We can try to minimize the result returned by the func2 function. To do that, we can make this function an entrypoint and configure the values for the n parameter and for the two calls to func1 (which in this case is a local configurable function). We only have to print the value we want to optimize using any format:

>>> import random
>>> from optilog.tuning import ac, Int, CfgCall
>>>
>>> @ac
>>> def func2(
>>>     data, seed,
>>>     func1_call1: CfgCall(func1),
>>>     func1_call2: CfgCall(func1),
>>>     n: Int(0, 5) = 3
>>> ):
>>>     random.seed(seed)
>>>     val1 = func1_call1(random.randint(10, 20), data)
>>>     val2 = func1_call2(random.randint(10, 20), data)
>>>     res = val1 * val2 * n
>>>     print("Result:", res)
>>>     return res

Later, the user will have to provide the regular expression that is needed to capture the printed result when initializing the Configurator class (for the example we could use the regular expression ^Result: ([+-]?\d+(?:\.\d+)?)$ to match for floats).
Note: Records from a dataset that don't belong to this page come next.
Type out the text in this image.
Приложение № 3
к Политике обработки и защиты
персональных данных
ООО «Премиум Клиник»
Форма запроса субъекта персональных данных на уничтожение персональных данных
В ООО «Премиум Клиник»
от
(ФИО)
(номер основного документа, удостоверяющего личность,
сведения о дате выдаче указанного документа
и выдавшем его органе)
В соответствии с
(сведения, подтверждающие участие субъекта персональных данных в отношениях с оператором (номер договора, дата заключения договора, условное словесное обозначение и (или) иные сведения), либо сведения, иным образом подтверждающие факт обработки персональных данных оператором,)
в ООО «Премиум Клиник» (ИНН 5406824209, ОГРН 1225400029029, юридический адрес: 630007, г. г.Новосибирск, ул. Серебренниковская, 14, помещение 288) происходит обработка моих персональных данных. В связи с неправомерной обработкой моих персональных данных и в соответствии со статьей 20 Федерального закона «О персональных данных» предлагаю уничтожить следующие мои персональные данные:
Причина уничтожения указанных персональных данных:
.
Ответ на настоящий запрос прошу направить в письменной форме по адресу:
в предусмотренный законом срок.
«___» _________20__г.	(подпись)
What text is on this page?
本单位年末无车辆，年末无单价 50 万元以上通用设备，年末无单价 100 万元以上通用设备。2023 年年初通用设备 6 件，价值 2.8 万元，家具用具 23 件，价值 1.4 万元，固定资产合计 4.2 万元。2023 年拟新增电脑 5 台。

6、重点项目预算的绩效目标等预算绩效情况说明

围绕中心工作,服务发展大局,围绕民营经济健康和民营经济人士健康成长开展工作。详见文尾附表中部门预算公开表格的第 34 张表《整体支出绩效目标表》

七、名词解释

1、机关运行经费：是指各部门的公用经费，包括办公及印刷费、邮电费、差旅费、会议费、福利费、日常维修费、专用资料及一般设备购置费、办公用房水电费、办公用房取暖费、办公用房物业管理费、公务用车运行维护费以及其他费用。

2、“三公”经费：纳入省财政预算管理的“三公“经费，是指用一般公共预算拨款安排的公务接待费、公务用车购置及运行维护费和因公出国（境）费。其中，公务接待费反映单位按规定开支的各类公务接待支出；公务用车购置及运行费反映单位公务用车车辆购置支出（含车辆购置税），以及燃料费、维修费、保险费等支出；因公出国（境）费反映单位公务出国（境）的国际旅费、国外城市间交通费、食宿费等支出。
During the execution of some functions, we might find and report intermediate results. Optilog is aware of this, and will only capture the last printed line that matches the regular expression.

Finally, the user must know the list of global configurable functions that the entrypoint is calling (either directly or though another function), as we also have to specify them during the initialization of the Configurator class for Optilog to configure them.